After the WTO ended, I asked to move from the Post-Intelligencer’s business section to its editorial page. The editor offered me a different job, which I didn’t want, and I took a job at the Seattle Times, on its editorial page. In early 2000 I had a column there, where I was expected to be opinionated and take sides. And so I did. My column was printed on April 12, 2000.
The anti-traders are at it again this week in Washington, D.C., blocking people from entering buildings. Last November, it was blocking delegates to the World Trade Organization meeting in Seattle. Now it’s the International Monetary Fund and the World Bank.
I was one of the persons blocked in Seattle. I wasn’t a delegate, but that didn’t matter. I faced a line of people linking arms, I broke through it twice, and I was stopped by a big guy who planted himself in front of me and declared, “You can’t go this way.”
Seeing my angry face, a woman said, “We have a right to do this.”
A couple of weeks ago, I thought I might find out what that right was. I was a panelist at “Free Speech and the WTO,” a forum at the University of Washington. About 60 people showed up to hear from a panel of six — four opponents of the WTO, the chief of the UW police and me. The audience was solidly on the side of the protesters. I asked them, “How do you justify blocking me?”
The general answer was that their mission was important and mine wasn’t. One woman admonished me for thinking the “story” was in the convention center, when it was really in the streets. If I’d have followed the correct story, I wouldn’t have been blocked.
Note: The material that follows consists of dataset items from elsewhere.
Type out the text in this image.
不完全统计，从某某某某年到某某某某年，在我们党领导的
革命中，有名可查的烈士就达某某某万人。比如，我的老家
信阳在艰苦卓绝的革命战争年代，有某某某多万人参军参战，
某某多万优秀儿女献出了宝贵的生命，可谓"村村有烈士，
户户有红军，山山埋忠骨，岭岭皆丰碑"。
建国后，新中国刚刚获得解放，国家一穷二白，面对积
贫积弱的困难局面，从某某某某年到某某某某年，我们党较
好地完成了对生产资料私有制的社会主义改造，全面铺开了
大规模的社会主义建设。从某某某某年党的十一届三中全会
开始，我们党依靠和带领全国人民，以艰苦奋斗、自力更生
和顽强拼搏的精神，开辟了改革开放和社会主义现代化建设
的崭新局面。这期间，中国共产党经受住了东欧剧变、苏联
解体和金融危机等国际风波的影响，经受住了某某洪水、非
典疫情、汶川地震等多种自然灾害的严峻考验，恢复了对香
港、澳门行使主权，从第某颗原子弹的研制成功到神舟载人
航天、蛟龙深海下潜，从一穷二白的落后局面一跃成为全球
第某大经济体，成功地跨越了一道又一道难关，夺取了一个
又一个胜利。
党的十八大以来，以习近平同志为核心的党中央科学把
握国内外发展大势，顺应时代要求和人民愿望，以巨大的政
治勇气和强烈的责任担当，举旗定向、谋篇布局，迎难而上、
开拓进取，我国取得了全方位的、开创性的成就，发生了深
One man said he had a right to block WTO delegates out of self-defense. He said, “We were defending our country from an outside entity that erases our laws.”
The WTO cannot erase any law. Its arbitrators can rule that a law violates the WTO treaty. In the past year, arbitrators have ruled that two of our laws, a 1984 tax break for foreign sales corporations and a 1916 anti-dumping law, violate the treaty. But the most the WTO can actually do is authorize the complaining country to slap punitive taxes on goods from the offending country. Under the WTO treaty — legally an “agreement” passed by a majority of both houses of Congress — we’re supposed to change our law. But the WTO can’t make us do it.
Those who don’t like the WTO treaty can speak and publish against it. But the Direct Action Network’s plan last fall was to “shut down the WTO.” That’s an attack, not a defense.
Another man said his right to block me was his fight against the ravages of capitalism. Did I know about Occidental Petroleum’s effort to drill for oil in Colombia? He had blocked the street in Seattle, he said, to defend the land rights of the U’wa tribe.
Ah. Defending, again.
“Hey,” I said. “I’m not Occidental Petroleum.” Nor were any of the WTO delegates representing Occidental Petroleum. Nor did the agenda of the meeting in Seattle have anything to do with land rights in Colombia, which is not an issue of trade.
That didn’t matter. If this man’s intention was to defend the U’wa, then it was OK to block me.
One woman said, “We don’t care if you feel bad about us blocking access to this meeting.”
I wasn’t offering up my feelings. I was asking her to respect my rights.
Some seemed to think that their right to block me arose out of the will of the people. They were the people, and it was their will. The streets of Seattle on Nov. 30 were “what democracy looks like,” they said.
But Seattle had elected Paul Schell, not the Direct Action Network. Paul Schell is what democracy looks like around here. It was the police, with their rubber bullets and pepper gas, who were agents of a government elected by the people. The Direct Action Network was a private organization responsible only to itself.
When I said that, a woman called out, “Don’t they have a right to protest?” Sure; they have a right to assemble and speak. Had they done it while being respectful of others, as the 30,000 supporters of the AFL-CIO did, the mayor would not have suspended the right of assembly in downtown Seattle.
But the protesters’ goal was to prevent the delegates, who were guests of the United States, from attending their assembly. That’s what it meant to “shut down the WTO.”
My audience was all for shutting down the WTO. They thought it was great, and itched to do it again. But they were split on breaking windows. That was going too far, some said. Others said window smashing was defense, too.
An anarchist denounced the characterization of window smashing as “violence.” The correct term was property destruction. He said, “Property destruction is not violent, but property ownership is violent.”
There you have it: It’s violent for you to own it, but not violent for him to wreck it. It’s defense for him to block your way, and an attack when the police remove him.
One person in the audience said she thought my rights had been denied by being obstructed. But she added, “We had to do what we did.” Why? Because it worked. “That’s the way to get attention,” said a man at the back of the hall.
Davis Oldham, the organizer of the forum, took the microphone and asked, “How is that different from saying, `Might makes right’?”
Good question, for an academic audience. But in a world in which attack is defense and property is theft, who’s to say what’s right? You do what works. Afterwards, you can play games with words.